A ANVISA mantém em seu portal online um alerta à população sobre os riscos do procedimento: “a partição de comprimidos é prejudicial ao paciente, especialmente se o produto for de liberação sustentada, ou seja, liberado durante todo o dia no organismo, ou se o produto tem como objetivo atingir uma área específica do corpo, antes de dissolver por completo. Isso não significa que nenhum medicamento possa ser partido, mas este processo deve ser discutido pelo médico, farmacêutico e paciente”. Fico imaginando essa tríade discutindo amplamente por todo o Brasil sobre o tema (#SQN). Enfim, autoridades europeias iniciaram ainda em 1998 uma política para desencorajar essa prática.

Portanto, meu colega, a partição de comprimidos somente poderá ser realizada em poucos medicamentos, e mesmo assim sem garantia de efetividade do tratamento. Em qualquer caso de prescrição de partição, o médico e o farmacêutico devem discutir o caso e avaliar as opções. Boa sorte!

A solução deste problema existe e se chama farmácia de manipulação. São cerca de 7 mil no país e dispõem de uma gama enorme de substâncias que podem ser manipuladas na dose correta e individualizada. Também é possível adequar a dose de medicamentos industrializados, mas com farmacotécnica segura, utilizando técnicas laboratoriais apropriadas. No primeiro caso, converse com o prescritor para que prescreva o nome em DCB e a dosagem indicada ao paciente; na segunda opção, a prescrição deve informar o nome comercial ou genérico do medicamento com sua dosagem inicial e deve vir acompanhada de prescrição adicional para ajuste de dose. A regra de três agradece.

Tá, alguns colegas vão dizer, pensar, sei lá...“e naquelas cidades onde não tem farmácia de manipulação?”, ou “e se o paciente não pode pagar pelo serviço profissional de ajuste de dose?”...e eu digo que exceções não podem virar regra. Saiba mais sobre seus pacientes, converse com eles no balcão, atenda no seu consultório. Faça educação em saúde, porque só a educação pode salvar o país.

Referências

BUTOW, A. A. et al. Avaliação do processo de partição em comprimidos de hidroclorotiazida. Ver Ciênc Farm Básica Apl., 2012;33(4):555-560.

SACWEH, K. V. et al. Diferentes métodos empregados na partição de comprimidos e consequências no tratamento medicamentoso. [Monografia]. Curitiba: Curso de Especialização em Farmácia Magistral; 2006.

PINHEIRO, V. A. et al.

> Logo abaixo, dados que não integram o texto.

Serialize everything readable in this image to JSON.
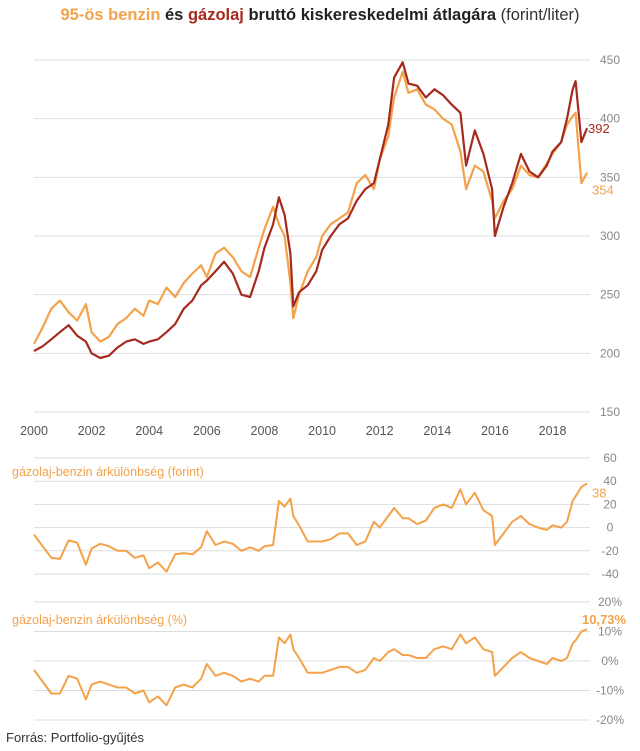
{
  "title": {
    "benzin": "95-ös benzin",
    "es": " és ",
    "gazolaj": "gázolaj",
    "rest": " bruttó kiskereskedelmi átlagára",
    "unit": " (forint/liter)"
  },
  "source": "Forrás: Portfolio-gyűjtés",
  "colors": {
    "benzin": "#f4a24a",
    "gazolaj": "#a52a1e",
    "diff": "#f4a24a",
    "grid": "#dddddd"
  },
  "chart_data": [
    {
      "type": "line",
      "title": "95-ös benzin és gázolaj bruttó kiskereskedelmi átlagára (forint/liter)",
      "xlabel": "",
      "ylabel": "",
      "x_ticks": [
        "2000",
        "2002",
        "2004",
        "2006",
        "2008",
        "2010",
        "2012",
        "2014",
        "2016",
        "2018"
      ],
      "y_ticks": [
        "450",
        "400",
        "350",
        "300",
        "250",
        "200",
        "150"
      ],
      "ylim": [
        150,
        450
      ],
      "xlim": [
        2000.0,
        2019.3
      ],
      "end_labels": {
        "gazolaj": "392",
        "benzin": "354"
      },
      "series": [
        {
          "name": "95-ös benzin",
          "x": [
            2000.0,
            2000.3,
            2000.6,
            2000.9,
            2001.2,
            2001.5,
            2001.8,
            2002.0,
            2002.3,
            2002.6,
            2002.9,
            2003.2,
            2003.5,
            2003.8,
            2004.0,
            2004.3,
            2004.6,
            2004.9,
            2005.2,
            2005.5,
            2005.8,
            2006.0,
            2006.3,
            2006.6,
            2006.9,
            2007.2,
            2007.5,
            2007.8,
            2008.0,
            2008.3,
            2008.5,
            2008.7,
            2008.9,
            2009.0,
            2009.2,
            2009.5,
            2009.8,
            2010.0,
            2010.3,
            2010.6,
            2010.9,
            2011.2,
            2011.5,
            2011.8,
            2012.0,
            2012.3,
            2012.5,
            2012.8,
            2013.0,
            2013.3,
            2013.6,
            2013.9,
            2014.2,
            2014.5,
            2014.8,
            2015.0,
            2015.3,
            2015.6,
            2015.9,
            2016.0,
            2016.3,
            2016.6,
            2016.9,
            2017.2,
            2017.5,
            2017.8,
            2018.0,
            2018.3,
            2018.5,
            2018.7,
            2018.8,
            2019.0,
            2019.2
          ],
          "values": [
            208,
            222,
            238,
            245,
            235,
            228,
            242,
            218,
            210,
            214,
            225,
            230,
            238,
            232,
            245,
            242,
            256,
            248,
            260,
            268,
            275,
            265,
            285,
            290,
            282,
            270,
            265,
            290,
            306,
            325,
            310,
            300,
            260,
            230,
            250,
            270,
            282,
            300,
            310,
            315,
            320,
            345,
            352,
            340,
            365,
            385,
            418,
            440,
            422,
            425,
            412,
            408,
            400,
            395,
            372,
            340,
            360,
            355,
            330,
            315,
            330,
            340,
            360,
            352,
            350,
            362,
            370,
            380,
            395,
            402,
            405,
            345,
            354
          ]
        },
        {
          "name": "gázolaj",
          "x": [
            2000.0,
            2000.3,
            2000.6,
            2000.9,
            2001.2,
            2001.5,
            2001.8,
            2002.0,
            2002.3,
            2002.6,
            2002.9,
            2003.2,
            2003.5,
            2003.8,
            2004.0,
            2004.3,
            2004.6,
            2004.9,
            2005.2,
            2005.5,
            2005.8,
            2006.0,
            2006.3,
            2006.6,
            2006.9,
            2007.2,
            2007.5,
            2007.8,
            2008.0,
            2008.3,
            2008.5,
            2008.7,
            2008.9,
            2009.0,
            2009.2,
            2009.5,
            2009.8,
            2010.0,
            2010.3,
            2010.6,
            2010.9,
            2011.2,
            2011.5,
            2011.8,
            2012.0,
            2012.3,
            2012.5,
            2012.8,
            2013.0,
            2013.3,
            2013.6,
            2013.9,
            2014.2,
            2014.5,
            2014.8,
            2015.0,
            2015.3,
            2015.6,
            2015.9,
            2016.0,
            2016.3,
            2016.6,
            2016.9,
            2017.2,
            2017.5,
            2017.8,
            2018.0,
            2018.3,
            2018.5,
            2018.7,
            2018.8,
            2019.0,
            2019.2
          ],
          "values": [
            202,
            206,
            212,
            218,
            224,
            215,
            210,
            200,
            196,
            198,
            205,
            210,
            212,
            208,
            210,
            212,
            218,
            225,
            238,
            245,
            258,
            262,
            270,
            278,
            268,
            250,
            248,
            270,
            290,
            310,
            333,
            318,
            285,
            240,
            252,
            258,
            270,
            288,
            300,
            310,
            315,
            330,
            340,
            345,
            365,
            395,
            435,
            448,
            430,
            428,
            418,
            425,
            420,
            412,
            405,
            360,
            390,
            370,
            340,
            300,
            325,
            345,
            370,
            355,
            350,
            360,
            372,
            380,
            400,
            425,
            432,
            380,
            392
          ]
        }
      ]
    },
    {
      "type": "line",
      "title": "gázolaj-benzin árkülönbség (forint)",
      "y_ticks": [
        "60",
        "40",
        "20",
        "0",
        "-20",
        "-40"
      ],
      "ylim": [
        -40,
        60
      ],
      "xlim": [
        2000.0,
        2019.3
      ],
      "end_label": "38",
      "series": [
        {
          "name": "gázolaj-benzin árkülönbség (forint)",
          "x": [
            2000.0,
            2000.3,
            2000.6,
            2000.9,
            2001.2,
            2001.5,
            2001.8,
            2002.0,
            2002.3,
            2002.6,
            2002.9,
            2003.2,
            2003.5,
            2003.8,
            2004.0,
            2004.3,
            2004.6,
            2004.9,
            2005.2,
            2005.5,
            2005.8,
            2006.0,
            2006.3,
            2006.6,
            2006.9,
            2007.2,
            2007.5,
            2007.8,
            2008.0,
            2008.3,
            2008.5,
            2008.7,
            2008.9,
            2009.0,
            2009.2,
            2009.5,
            2009.8,
            2010.0,
            2010.3,
            2010.6,
            2010.9,
            2011.2,
            2011.5,
            2011.8,
            2012.0,
            2012.3,
            2012.5,
            2012.8,
            2013.0,
            2013.3,
            2013.6,
            2013.9,
            2014.2,
            2014.5,
            2014.8,
            2015.0,
            2015.3,
            2015.6,
            2015.9,
            2016.0,
            2016.3,
            2016.6,
            2016.9,
            2017.2,
            2017.5,
            2017.8,
            2018.0,
            2018.3,
            2018.5,
            2018.7,
            2018.8,
            2019.0,
            2019.2
          ],
          "values": [
            -6,
            -16,
            -26,
            -27,
            -11,
            -13,
            -32,
            -18,
            -14,
            -16,
            -20,
            -20,
            -26,
            -24,
            -35,
            -30,
            -38,
            -23,
            -22,
            -23,
            -17,
            -3,
            -15,
            -12,
            -14,
            -20,
            -17,
            -20,
            -16,
            -15,
            23,
            18,
            25,
            10,
            2,
            -12,
            -12,
            -12,
            -10,
            -5,
            -5,
            -15,
            -12,
            5,
            0,
            10,
            17,
            8,
            8,
            3,
            6,
            17,
            20,
            17,
            33,
            20,
            30,
            15,
            10,
            -15,
            -5,
            5,
            10,
            3,
            0,
            -2,
            2,
            0,
            5,
            23,
            27,
            35,
            38
          ]
        }
      ]
    },
    {
      "type": "line",
      "title": "gázolaj-benzin árkülönbség (%)",
      "y_ticks": [
        "20%",
        "10%",
        "0%",
        "-10%",
        "-20%"
      ],
      "ylim": [
        -20,
        20
      ],
      "xlim": [
        2000.0,
        2019.3
      ],
      "end_label": "10,73%",
      "series": [
        {
          "name": "gázolaj-benzin árkülönbség (%)",
          "x": [
            2000.0,
            2000.3,
            2000.6,
            2000.9,
            2001.2,
            2001.5,
            2001.8,
            2002.0,
            2002.3,
            2002.6,
            2002.9,
            2003.2,
            2003.5,
            2003.8,
            2004.0,
            2004.3,
            2004.6,
            2004.9,
            2005.2,
            2005.5,
            2005.8,
            2006.0,
            2006.3,
            2006.6,
            2006.9,
            2007.2,
            2007.5,
            2007.8,
            2008.0,
            2008.3,
            2008.5,
            2008.7,
            2008.9,
            2009.0,
            2009.2,
            2009.5,
            2009.8,
            2010.0,
            2010.3,
            2010.6,
            2010.9,
            2011.2,
            2011.5,
            2011.8,
            2012.0,
            2012.3,
            2012.5,
            2012.8,
            2013.0,
            2013.3,
            2013.6,
            2013.9,
            2014.2,
            2014.5,
            2014.8,
            2015.0,
            2015.3,
            2015.6,
            2015.9,
            2016.0,
            2016.3,
            2016.6,
            2016.9,
            2017.2,
            2017.5,
            2017.8,
            2018.0,
            2018.3,
            2018.5,
            2018.7,
            2018.8,
            2019.0,
            2019.2
          ],
          "values": [
            -3,
            -7,
            -11,
            -11,
            -5,
            -6,
            -13,
            -8,
            -7,
            -8,
            -9,
            -9,
            -11,
            -10,
            -14,
            -12,
            -15,
            -9,
            -8,
            -9,
            -6,
            -1,
            -5,
            -4,
            -5,
            -7,
            -6,
            -7,
            -5,
            -5,
            8,
            6,
            9,
            4,
            1,
            -4,
            -4,
            -4,
            -3,
            -2,
            -2,
            -4,
            -3,
            1,
            0,
            3,
            4,
            2,
            2,
            1,
            1,
            4,
            5,
            4,
            9,
            6,
            8,
            4,
            3,
            -5,
            -2,
            1,
            3,
            1,
            0,
            -1,
            1,
            0,
            1,
            6,
            7,
            10,
            10.73
          ]
        }
      ]
    }
  ]
}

Cápsulas magistrais: uma alternativa viável para a partição de comprimidos de liberação imediata de 40mg de Furosemida e de 25mg de Espironolactona comercialmente disponíveis no mercado nacional. Prêmio Farmag 2006.

Eduardo Abreu – Farmacêutico pela UFRGS, professor na Pós-Graduação do ICTQ, ganhador do Prêmio Sérgio Lamb - Categoria Magistral, Conselheiro Fiscal da Anfarmag, Diretor de Whatever do Clube da Serotonina, Palestrante Nacional de Gestão e Farmácia. Foi Coordenador do Sistema Nacional de Aperfeiçoamento e Monitoramento Magistral (SINAMM) - RS entre 2009 e 2011. Presidente da Anfarmag - RS, de 2011 a 2015.